In the development phase, we just need to predict 1 day's data.
But in the test phase, Why do we need to predict 7 days results in phase B?
They are two different objects in one competition. Because in the development phase we can use the last 1 day's data to make features but in the test phase we cannot use the last day's data.
eg. In the development phase, I use yesterday's data to make a lot of features such as news ctr, users' click count, and so on. But now these feature is invalid. Because the next 7 days don't know yesterday's data.
Maybe this change doesn't matter for the DL model(nrms 、naml ...). But it will destroy all effort for these ML method participants.
agree with YangZhenghong.
Posted by: huailei @ Aug. 22, 2020, 7:46 a.m.Hi YangZhenghong, we have introduced the dataset construction and split in our dataset description paper. We hope the model is capable of mining long-term user interest rather than capturing short-term dynamics only.
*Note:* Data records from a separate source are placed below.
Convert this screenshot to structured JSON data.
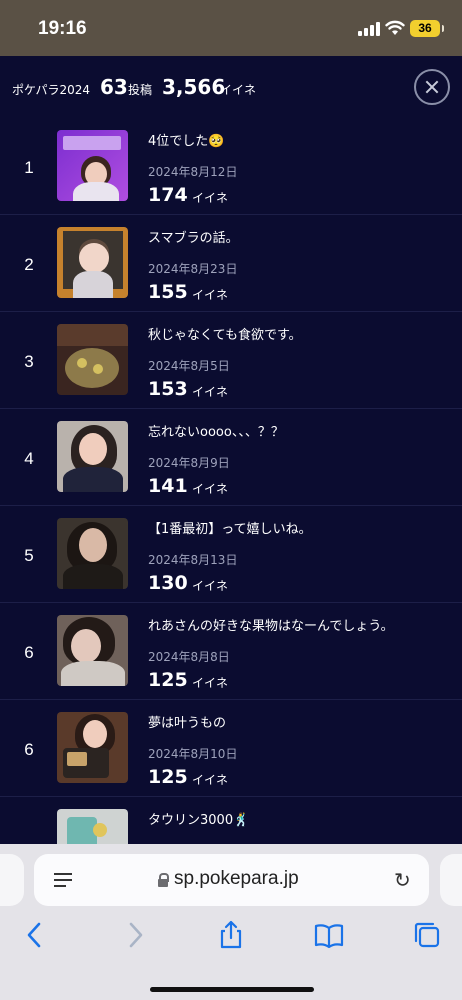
{
  "status_bar": {
    "time": "19:16",
    "battery": "36"
  },
  "header": {
    "brand": "ポケパラ2024",
    "posts_count": "63",
    "posts_label": "投稿",
    "likes_total": "3,566",
    "likes_label": "イイネ"
  },
  "posts": [
    {
      "rank": "1",
      "title": "4位でした🥺",
      "date": "2024年8月12日",
      "likes": "174",
      "likes_label": "イイネ"
    },
    {
      "rank": "2",
      "title": "スマブラの話。",
      "date": "2024年8月23日",
      "likes": "155",
      "likes_label": "イイネ"
    },
    {
      "rank": "3",
      "title": "秋じゃなくても食欲です。",
      "date": "2024年8月5日",
      "likes": "153",
      "likes_label": "イイネ"
    },
    {
      "rank": "4",
      "title": "忘れないoooo、、、？？",
      "date": "2024年8月9日",
      "likes": "141",
      "likes_label": "イイネ"
    },
    {
      "rank": "5",
      "title": "【1番最初】って嬉しいね。",
      "date": "2024年8月13日",
      "likes": "130",
      "likes_label": "イイネ"
    },
    {
      "rank": "6",
      "title": "れあさんの好きな果物はなーんでしょう。",
      "date": "2024年8月8日",
      "likes": "125",
      "likes_label": "イイネ"
    },
    {
      "rank": "6",
      "title": "夢は叶うもの",
      "date": "2024年8月10日",
      "likes": "125",
      "likes_label": "イイネ"
    },
    {
      "rank": "",
      "title": "タウリン3000🕺",
      "date": "",
      "likes": "",
      "likes_label": ""
    }
  ],
  "browser": {
    "url": "sp.pokepara.jp"
  },
  "colors": {
    "background": "#0b0c30",
    "accent_battery": "#f2cf2e",
    "safari_blue": "#1a73e8"
  }
}
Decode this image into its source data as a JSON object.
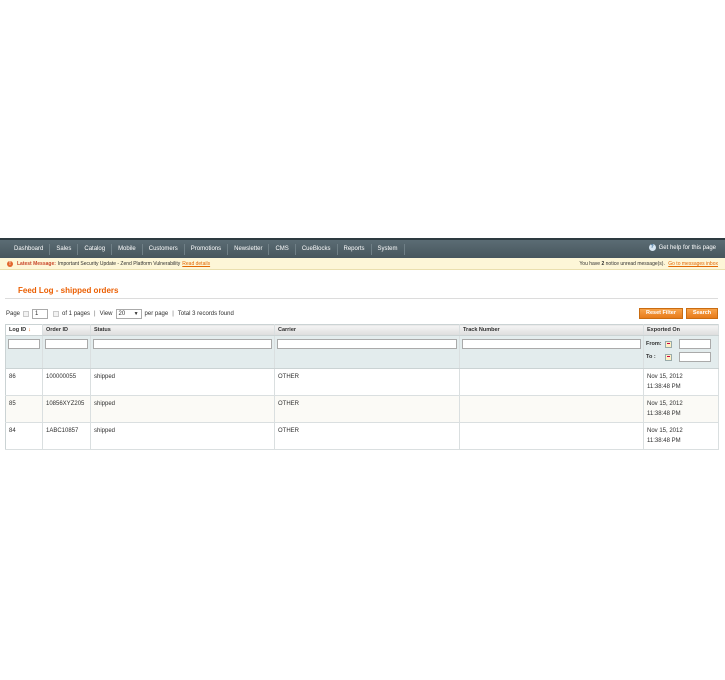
{
  "nav": {
    "items": [
      "Dashboard",
      "Sales",
      "Catalog",
      "Mobile",
      "Customers",
      "Promotions",
      "Newsletter",
      "CMS",
      "CueBlocks",
      "Reports",
      "System"
    ],
    "help_label": "Get help for this page"
  },
  "message": {
    "label": "Latest Message:",
    "text": "Important Security Update - Zend Platform Vulnerability",
    "link": "Read details",
    "right_prefix": "You have",
    "unread_count": "2",
    "right_suffix": "notice unread message(s).",
    "right_link": "Go to messages inbox"
  },
  "page_title": "Feed Log - shipped orders",
  "pager": {
    "page_label": "Page",
    "page_value": "1",
    "of_pages": "of 1 pages",
    "view_label": "View",
    "view_value": "20",
    "per_page": "per page",
    "records": "Total 3 records found"
  },
  "buttons": {
    "reset": "Reset Filter",
    "search": "Search"
  },
  "grid": {
    "columns": [
      "Log ID",
      "Order ID",
      "Status",
      "Carrier",
      "Track Number",
      "Exported On"
    ],
    "sort_arrow": "↓",
    "from_label": "From:",
    "to_label": "To :",
    "rows": [
      {
        "log_id": "86",
        "order_id": "100000055",
        "status": "shipped",
        "carrier": "OTHER",
        "track": "",
        "date": "Nov 15, 2012",
        "time": "11:38:48 PM"
      },
      {
        "log_id": "85",
        "order_id": "10856XYZ205",
        "status": "shipped",
        "carrier": "OTHER",
        "track": "",
        "date": "Nov 15, 2012",
        "time": "11:38:48 PM"
      },
      {
        "log_id": "84",
        "order_id": "1ABC10857",
        "status": "shipped",
        "carrier": "OTHER",
        "track": "",
        "date": "Nov 15, 2012",
        "time": "11:38:48 PM"
      }
    ]
  },
  "colors": {
    "accent": "#eb5e00",
    "nav_bg": "#4f5f66",
    "message_bg": "#fdf6d7"
  }
}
Thus, we reserve the logs in the last week as the test set. You may consider using the features extracted from the training/dev set only or designing new features.
Posted by: MIND_Organizer @ Aug. 22, 2020, 10:08 a.m.Thanks for your answer, dear MIND organizer. I agree with you that it's valuable to design the user's long-term interest model in research. But in competition, Many click behaviors depend on short-term data. (eg. An entertainment user may also concern the "Notre Dame de Paris is destroyed on fire" news.) And if we don't use these short-term data it's difficult to find the breaking news. And if we want to win it's necessary to design a good method to combine short-term and long-term data/models. Because the actual result is consist of all situation. Have a nice day, thanks again.
Posted by: YangZhenghong @ Aug. 25, 2020, 3:55 a.m.